At a high level, the fear goes like this:

👉 Bitcoin relies on elliptic curve cryptography (ECDSA)

👉 A sufficiently powerful quantum computer could, in theory, reverse-engineer private keys from public keys

👉 That could allow attackers to steal Bitcoin from vulnerable addresses

Sounds terrifying until you zoom out.

This is not a current threat. It’s a hypothetical future problem, contingent on breakthroughs that do not yet exist.

🕰️ How far away is “quantum danger,” really?

Most serious cryptographers, including Bitcoin veterans, aren’t losing sleep.

Adam Back has repeatedly said quantum computers capable of threatening Bitcoin are likely 20–40 years away, if they arrive at all.

That timeline matters.

Bitcoin:

👉 Has upgraded before

👉 Can upgrade again

👉 Does not need to be static to survive

Unlike legacy financial systems, Bitcoin is software, not stone.

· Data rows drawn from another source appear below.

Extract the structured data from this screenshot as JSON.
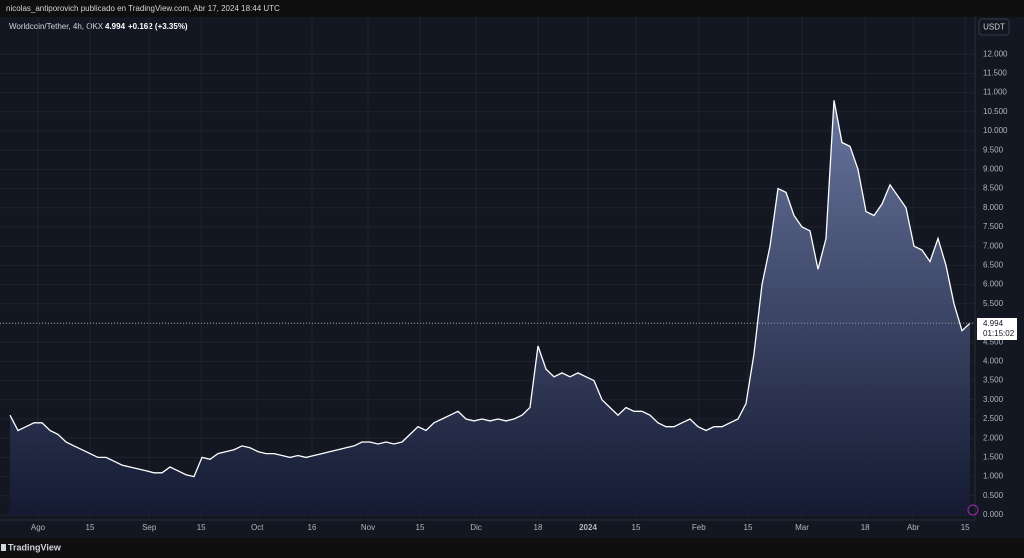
{
  "header": {
    "caption": "nicolas_antiporovich publicado en TradingView.com, Abr 17, 2024 18:44 UTC",
    "brand": "TradingView"
  },
  "chart_data": {
    "type": "area",
    "symbol": "Worldcoin/Tether, 4h, OKX",
    "change": "+0.162 (+3.35%)",
    "countdown": "01:15:02",
    "currency": "USDT",
    "color": "#ffffff",
    "grid": true,
    "values": [
      2.6,
      2.2,
      2.3,
      2.4,
      2.4,
      2.2,
      2.1,
      1.9,
      1.8,
      1.7,
      1.6,
      1.5,
      1.5,
      1.4,
      1.3,
      1.25,
      1.2,
      1.15,
      1.1,
      1.1,
      1.25,
      1.15,
      1.05,
      1.0,
      1.5,
      1.45,
      1.6,
      1.65,
      1.7,
      1.8,
      1.75,
      1.65,
      1.6,
      1.6,
      1.55,
      1.5,
      1.55,
      1.5,
      1.55,
      1.6,
      1.65,
      1.7,
      1.75,
      1.8,
      1.9,
      1.9,
      1.85,
      1.9,
      1.85,
      1.9,
      2.1,
      2.3,
      2.2,
      2.4,
      2.5,
      2.6,
      2.7,
      2.5,
      2.45,
      2.5,
      2.45,
      2.5,
      2.45,
      2.5,
      2.6,
      2.8,
      4.4,
      3.8,
      3.6,
      3.7,
      3.6,
      3.7,
      3.6,
      3.5,
      3.0,
      2.8,
      2.6,
      2.8,
      2.7,
      2.7,
      2.6,
      2.4,
      2.3,
      2.3,
      2.4,
      2.5,
      2.3,
      2.2,
      2.3,
      2.3,
      2.4,
      2.5,
      2.9,
      4.2,
      6.0,
      7.0,
      8.5,
      8.4,
      7.8,
      7.5,
      7.4,
      6.4,
      7.2,
      10.8,
      9.7,
      9.6,
      9.0,
      7.9,
      7.8,
      8.1,
      8.6,
      8.3,
      8.0,
      7.0,
      6.9,
      6.6,
      7.2,
      6.5,
      5.5,
      4.8,
      4.994
    ],
    "xlim": [
      -1.25,
      120.625
    ],
    "xticks": [
      {
        "value": 3.5,
        "label": "Ago"
      },
      {
        "value": 10,
        "label": "15"
      },
      {
        "value": 17.4,
        "label": "Sep"
      },
      {
        "value": 23.9,
        "label": "15"
      },
      {
        "value": 30.9,
        "label": "Oct"
      },
      {
        "value": 37.75,
        "label": "16"
      },
      {
        "value": 44.75,
        "label": "Nov"
      },
      {
        "value": 51.25,
        "label": "15"
      },
      {
        "value": 58.25,
        "label": "Dic"
      },
      {
        "value": 66,
        "label": "18"
      },
      {
        "value": 72.25,
        "label": "2024"
      },
      {
        "value": 78.25,
        "label": "15"
      },
      {
        "value": 86.1,
        "label": "Feb"
      },
      {
        "value": 92.25,
        "label": "15"
      },
      {
        "value": 99,
        "label": "Mar"
      },
      {
        "value": 106.9,
        "label": "18"
      },
      {
        "value": 112.9,
        "label": "Abr"
      },
      {
        "value": 119.4,
        "label": "15"
      }
    ],
    "ylim": [
      0,
      12.5
    ],
    "yticks": [
      {
        "value": 0,
        "label": "0.000"
      },
      {
        "value": 0.5,
        "label": "0.500"
      },
      {
        "value": 1,
        "label": "1.000"
      },
      {
        "value": 1.5,
        "label": "1.500"
      },
      {
        "value": 2,
        "label": "2.000"
      },
      {
        "value": 2.5,
        "label": "2.500"
      },
      {
        "value": 3,
        "label": "3.000"
      },
      {
        "value": 3.5,
        "label": "3.500"
      },
      {
        "value": 4,
        "label": "4.000"
      },
      {
        "value": 4.5,
        "label": "4.500"
      },
      {
        "value": 5,
        "label": "5.000"
      },
      {
        "value": 5.5,
        "label": "5.500"
      },
      {
        "value": 6,
        "label": "6.000"
      },
      {
        "value": 6.5,
        "label": "6.500"
      },
      {
        "value": 7,
        "label": "7.000"
      },
      {
        "value": 7.5,
        "label": "7.500"
      },
      {
        "value": 8,
        "label": "8.000"
      },
      {
        "value": 8.5,
        "label": "8.500"
      },
      {
        "value": 9,
        "label": "9.000"
      },
      {
        "value": 9.5,
        "label": "9.500"
      },
      {
        "value": 10,
        "label": "10.000"
      },
      {
        "value": 10.5,
        "label": "10.500"
      },
      {
        "value": 11,
        "label": "11.000"
      },
      {
        "value": 11.5,
        "label": "11.500"
      },
      {
        "value": 12,
        "label": "12.000"
      }
    ]
  }
}
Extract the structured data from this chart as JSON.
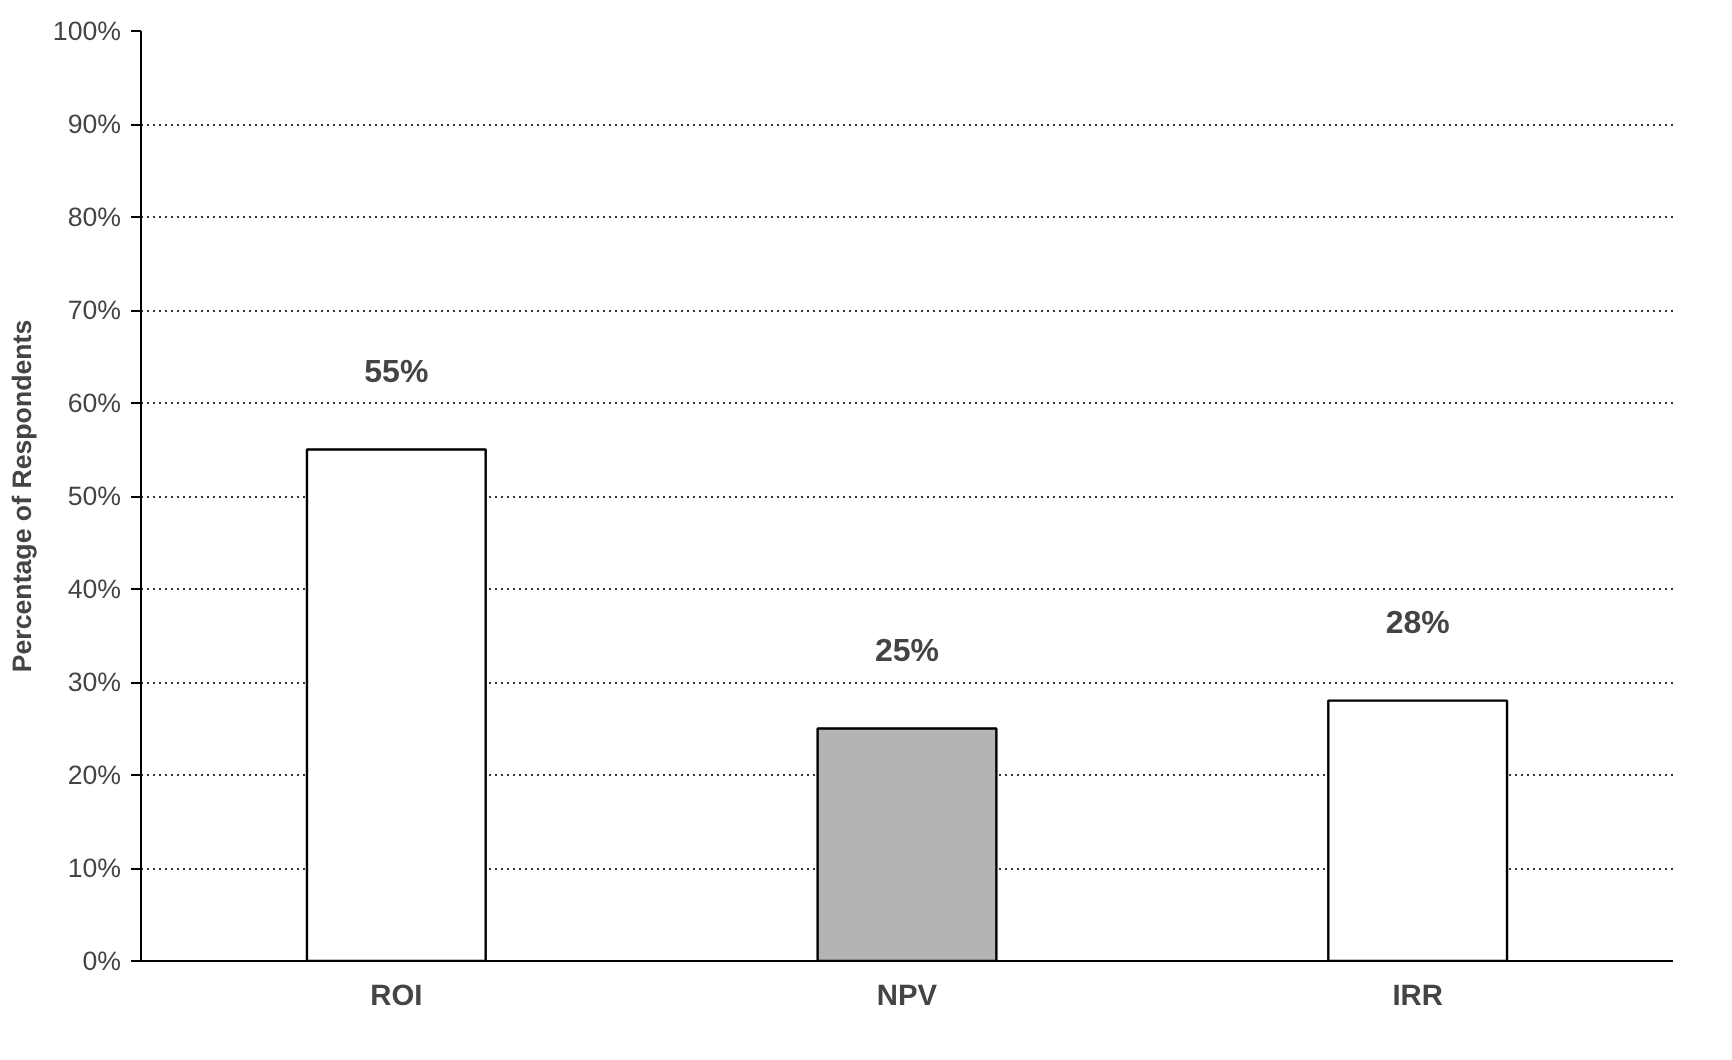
{
  "chart_data": {
    "type": "bar",
    "ylabel": "Percentage of Respondents",
    "categories": [
      "ROI",
      "NPV",
      "IRR"
    ],
    "values": [
      55,
      25,
      28
    ],
    "colors": [
      "#ffffff",
      "#b4b4b4",
      "#ffffff"
    ],
    "data_labels": true,
    "value_labels": [
      "55%",
      "25%",
      "28%"
    ],
    "ylim": [
      0,
      100
    ],
    "yticks": [
      {
        "value": 0,
        "label": "0%"
      },
      {
        "value": 10,
        "label": "10%"
      },
      {
        "value": 20,
        "label": "20%"
      },
      {
        "value": 30,
        "label": "30%"
      },
      {
        "value": 40,
        "label": "40%"
      },
      {
        "value": 50,
        "label": "50%"
      },
      {
        "value": 60,
        "label": "60%"
      },
      {
        "value": 70,
        "label": "70%"
      },
      {
        "value": 80,
        "label": "80%"
      },
      {
        "value": 90,
        "label": "90%"
      },
      {
        "value": 100,
        "label": "100%"
      }
    ],
    "grid": "y"
  }
}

🛠️ Bitcoin isn’t helpless; it can adapt

There’s already active work on mitigation.

A proposal known as BIP-360 would allow Bitcoin users to migrate funds to post-quantum-secure signature schemes, protecting coins even if quantum breakthroughs accelerate.

Crucially:

👉 Only exposed public keys would be at risk

👉 Many Bitcoin addresses have never revealed their public keys

👉 A coordinated upgrade could protect the network long before any real threat emerges

This is not wishful thinking it’s how Bitcoin has evolved for 15 years.

🧠 So why does the fear persist?

Because quantum computing is:

👉 Hard to understand

👉 Easy to sensationalise

👉 Perfect for headlines

We’ve seen this movie before:

👉“Bitcoin will be banned”

👉“Bitcoin wastes too much energy”

👉“Bitcoin is broken by AI”

👉 Now:“Bitcoin will be broken by quantum”

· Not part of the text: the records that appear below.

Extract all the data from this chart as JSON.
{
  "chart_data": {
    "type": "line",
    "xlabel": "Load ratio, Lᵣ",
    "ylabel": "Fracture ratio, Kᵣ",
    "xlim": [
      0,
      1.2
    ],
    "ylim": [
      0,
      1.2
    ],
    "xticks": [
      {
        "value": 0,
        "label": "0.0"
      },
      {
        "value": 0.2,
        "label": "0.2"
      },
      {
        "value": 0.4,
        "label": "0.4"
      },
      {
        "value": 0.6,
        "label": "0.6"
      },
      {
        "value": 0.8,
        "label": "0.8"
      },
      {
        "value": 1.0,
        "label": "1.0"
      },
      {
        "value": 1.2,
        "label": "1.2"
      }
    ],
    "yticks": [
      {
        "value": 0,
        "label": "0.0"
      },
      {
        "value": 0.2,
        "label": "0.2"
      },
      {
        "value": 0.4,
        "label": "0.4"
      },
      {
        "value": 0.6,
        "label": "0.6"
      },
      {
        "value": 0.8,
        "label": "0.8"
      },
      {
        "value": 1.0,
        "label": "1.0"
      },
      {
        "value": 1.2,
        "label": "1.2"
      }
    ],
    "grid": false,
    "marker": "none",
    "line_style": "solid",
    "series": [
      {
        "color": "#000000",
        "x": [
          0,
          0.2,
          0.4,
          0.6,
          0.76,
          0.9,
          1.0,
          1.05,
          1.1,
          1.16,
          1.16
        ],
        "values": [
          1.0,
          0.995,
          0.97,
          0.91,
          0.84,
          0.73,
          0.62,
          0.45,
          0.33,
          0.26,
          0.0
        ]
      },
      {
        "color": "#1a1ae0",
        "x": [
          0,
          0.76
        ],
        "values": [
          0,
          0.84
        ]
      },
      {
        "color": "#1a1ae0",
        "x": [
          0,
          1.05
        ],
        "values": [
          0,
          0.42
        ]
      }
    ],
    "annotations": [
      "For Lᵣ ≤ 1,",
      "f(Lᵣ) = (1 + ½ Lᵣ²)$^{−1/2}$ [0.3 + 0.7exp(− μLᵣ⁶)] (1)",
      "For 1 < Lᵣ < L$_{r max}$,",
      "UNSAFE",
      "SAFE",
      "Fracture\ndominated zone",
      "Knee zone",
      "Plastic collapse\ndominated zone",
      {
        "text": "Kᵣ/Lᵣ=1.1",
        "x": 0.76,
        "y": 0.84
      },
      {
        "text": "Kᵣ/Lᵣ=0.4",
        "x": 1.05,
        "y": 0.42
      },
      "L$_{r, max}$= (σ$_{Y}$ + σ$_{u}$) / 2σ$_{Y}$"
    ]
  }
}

Each time, complex technical issues get flattened into scary narratives, and markets overreact.

📉 When fear meets weak markets

The timing matters.

These rumours surfaced as Bitcoin dipped below $74,000, with sentiment already fragile and macro liquidity tight. In that environment, any exotic risk sounds plausible.

But as Galaxy CEO Mike Novogratz put it:

“You always know a bottom after you see it.”

Quantum fear didn’t cause the selloff; it just latched onto it.

🔮 Opinion: Quantum won’t kill Bitcoin, panic might try

Here’s the real takeaway:

👉 Quantum computing is a long-term engineering challenge, not an existential threat

👉 Bitcoin has decades to prepare

👉 The network’s open-source nature is a strength, not a weakness

If quantum computing ever reaches the point where it can break Bitcoin, it will also:

👉 Break banking encryption

👉 Break military communications

👉 Break the internet as we know it

Bitcoin won’t be singled out, and it won’t be caught unprepared.

🧨 Final thought

Quantum computing isn’t Bitcoin’s nemesis.

Misunderstood risk, narrative contagion, and short-term fear are far more dangerous.

And ironically, the fact that Bitcoin can be upgraded to survive quantum threats is exactly why it will.